29 marca 2024

Mówiąc o sytuacji lekarzy, nie wolno manipulować statystykami

– Nie wolno manipulować statystykami – zaapelował prezes NRL prof. Andrzej Matyja podczas konferencji Priorytety w Ochronie Zdrowia 2019, która się odbyła 10 stycznia na Zamku Królewskim w Warszawie.

Foto: Mariusz Tomczak

Takimi słowami odniósł się do wypowiedzi jednego z byłych ministrów zdrowia, jakoby pod względem liczby lekarzy sytuacja w Polsce nie wymagała radykalnej poprawy.

Zdaniem prezesa NRL brak lekarzy jest odczuwalny we wszystkich specjalizacjach, nie tylko tych deficytowych, a nakłada się na to szybkie starzenie się całej grupy zawodowej. – Duży odsetek lekarzy z prawem wykonywania zawodu stanowią emeryci – przypominał prezes NRL, dodając, że ci ostatni najczęściej pracują w niepełnym wymiarze godzin i bez obciążeń dyżurami.

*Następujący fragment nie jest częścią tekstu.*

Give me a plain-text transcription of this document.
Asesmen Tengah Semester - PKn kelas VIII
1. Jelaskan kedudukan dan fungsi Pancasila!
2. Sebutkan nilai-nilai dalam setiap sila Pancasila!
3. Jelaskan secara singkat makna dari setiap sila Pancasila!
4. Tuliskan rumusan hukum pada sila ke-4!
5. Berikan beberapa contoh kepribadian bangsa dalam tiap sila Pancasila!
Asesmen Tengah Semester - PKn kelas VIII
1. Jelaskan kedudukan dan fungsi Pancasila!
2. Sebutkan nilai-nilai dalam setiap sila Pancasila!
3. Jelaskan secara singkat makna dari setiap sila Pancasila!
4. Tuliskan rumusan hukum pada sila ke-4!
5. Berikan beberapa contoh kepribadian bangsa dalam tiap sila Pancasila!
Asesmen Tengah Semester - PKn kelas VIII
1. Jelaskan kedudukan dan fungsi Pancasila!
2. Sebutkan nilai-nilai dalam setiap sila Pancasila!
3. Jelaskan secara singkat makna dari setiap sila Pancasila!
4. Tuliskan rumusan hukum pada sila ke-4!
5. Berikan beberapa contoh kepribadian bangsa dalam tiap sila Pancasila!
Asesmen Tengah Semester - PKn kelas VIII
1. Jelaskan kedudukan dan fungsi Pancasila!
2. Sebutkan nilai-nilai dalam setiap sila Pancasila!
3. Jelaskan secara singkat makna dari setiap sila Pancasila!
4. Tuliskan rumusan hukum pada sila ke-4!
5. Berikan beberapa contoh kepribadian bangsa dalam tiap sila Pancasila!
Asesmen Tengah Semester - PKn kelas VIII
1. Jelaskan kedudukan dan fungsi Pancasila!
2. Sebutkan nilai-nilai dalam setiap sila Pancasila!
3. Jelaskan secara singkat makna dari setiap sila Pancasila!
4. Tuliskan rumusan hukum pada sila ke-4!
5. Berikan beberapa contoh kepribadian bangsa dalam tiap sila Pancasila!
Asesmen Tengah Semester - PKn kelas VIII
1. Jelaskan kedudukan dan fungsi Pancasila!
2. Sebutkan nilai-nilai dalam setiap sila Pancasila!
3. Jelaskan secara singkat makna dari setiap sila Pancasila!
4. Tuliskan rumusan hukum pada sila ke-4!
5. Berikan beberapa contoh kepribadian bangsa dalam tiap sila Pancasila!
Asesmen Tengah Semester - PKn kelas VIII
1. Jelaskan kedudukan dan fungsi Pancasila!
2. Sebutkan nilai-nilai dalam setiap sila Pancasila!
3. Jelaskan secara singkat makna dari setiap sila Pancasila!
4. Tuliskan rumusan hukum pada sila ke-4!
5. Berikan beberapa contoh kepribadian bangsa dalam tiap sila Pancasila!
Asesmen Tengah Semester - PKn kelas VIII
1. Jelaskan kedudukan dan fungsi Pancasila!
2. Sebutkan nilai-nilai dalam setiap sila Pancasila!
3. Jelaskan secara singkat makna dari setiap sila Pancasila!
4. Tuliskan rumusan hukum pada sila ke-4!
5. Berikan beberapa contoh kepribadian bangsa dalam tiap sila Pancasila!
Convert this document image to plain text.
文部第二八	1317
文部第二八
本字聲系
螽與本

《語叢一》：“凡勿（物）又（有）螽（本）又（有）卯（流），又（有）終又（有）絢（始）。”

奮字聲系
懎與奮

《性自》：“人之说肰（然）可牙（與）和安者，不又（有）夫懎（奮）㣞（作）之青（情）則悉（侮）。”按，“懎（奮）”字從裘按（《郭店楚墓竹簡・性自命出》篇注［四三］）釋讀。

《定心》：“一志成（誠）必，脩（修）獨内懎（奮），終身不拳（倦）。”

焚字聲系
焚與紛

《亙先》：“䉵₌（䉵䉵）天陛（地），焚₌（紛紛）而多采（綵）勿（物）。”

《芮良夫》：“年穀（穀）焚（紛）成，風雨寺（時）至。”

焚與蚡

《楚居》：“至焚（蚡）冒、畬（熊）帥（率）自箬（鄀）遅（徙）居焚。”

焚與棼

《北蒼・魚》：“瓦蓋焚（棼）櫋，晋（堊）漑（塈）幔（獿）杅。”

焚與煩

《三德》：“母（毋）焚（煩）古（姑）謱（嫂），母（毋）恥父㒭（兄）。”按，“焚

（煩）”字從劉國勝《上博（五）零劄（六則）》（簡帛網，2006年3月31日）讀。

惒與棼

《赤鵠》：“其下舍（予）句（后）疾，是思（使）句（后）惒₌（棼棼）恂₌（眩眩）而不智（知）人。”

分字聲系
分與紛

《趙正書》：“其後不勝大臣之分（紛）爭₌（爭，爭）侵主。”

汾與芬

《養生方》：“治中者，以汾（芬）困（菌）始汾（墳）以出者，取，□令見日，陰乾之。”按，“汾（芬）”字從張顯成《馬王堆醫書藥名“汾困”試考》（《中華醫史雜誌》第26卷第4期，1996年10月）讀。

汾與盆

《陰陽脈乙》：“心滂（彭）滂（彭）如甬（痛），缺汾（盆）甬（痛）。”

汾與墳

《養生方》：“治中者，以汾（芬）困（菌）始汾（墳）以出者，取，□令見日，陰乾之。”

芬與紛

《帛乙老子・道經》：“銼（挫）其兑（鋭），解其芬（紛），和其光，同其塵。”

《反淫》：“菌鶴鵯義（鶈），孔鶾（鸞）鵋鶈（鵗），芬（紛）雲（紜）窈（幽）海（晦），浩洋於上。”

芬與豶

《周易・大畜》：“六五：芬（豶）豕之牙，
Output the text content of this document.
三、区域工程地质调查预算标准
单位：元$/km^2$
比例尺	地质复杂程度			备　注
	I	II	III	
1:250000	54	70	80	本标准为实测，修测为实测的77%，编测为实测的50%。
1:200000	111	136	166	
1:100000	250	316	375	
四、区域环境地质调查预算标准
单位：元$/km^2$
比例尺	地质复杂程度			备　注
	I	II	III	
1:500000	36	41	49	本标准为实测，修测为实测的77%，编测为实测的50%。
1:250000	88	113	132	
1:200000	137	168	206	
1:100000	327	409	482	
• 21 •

Nawiązując m.in. do polityki ukierunkowanej na wspieranie finansowe przede wszystkim rezydentów tzw. specjalizacji deficytowych, podkreślił, że deficytowa jest tak naprawdę każda specjalizacja. Lekarz, decydując się na wybór swojej drogi zawodowej, nie kieruje się tylko tym, że przez kilka lat rezydentury będzie zarabiał więcej, lecz patrzy przede wszystkim na to, ile będzie zarabiał i w jakich warunkach będzie pracował przez kolejne kilka dekad swego życia.

Parafrazując słowa prof. Józefa Dietla, twórcy polskiej balneologii, wybitnego XIX-wiecznego lekarza, prezydenta miasta Krakowa, jednego z rektorów Uniwersytetu Jagiellońskiego, prezes NRL Andrzej Matyja powiedział, że to, co wyłożymy na zdrowie, nie jest wydane, lecz pożyczone, a zdrowie jest najrzetelniejszym pożyczkobiorcą.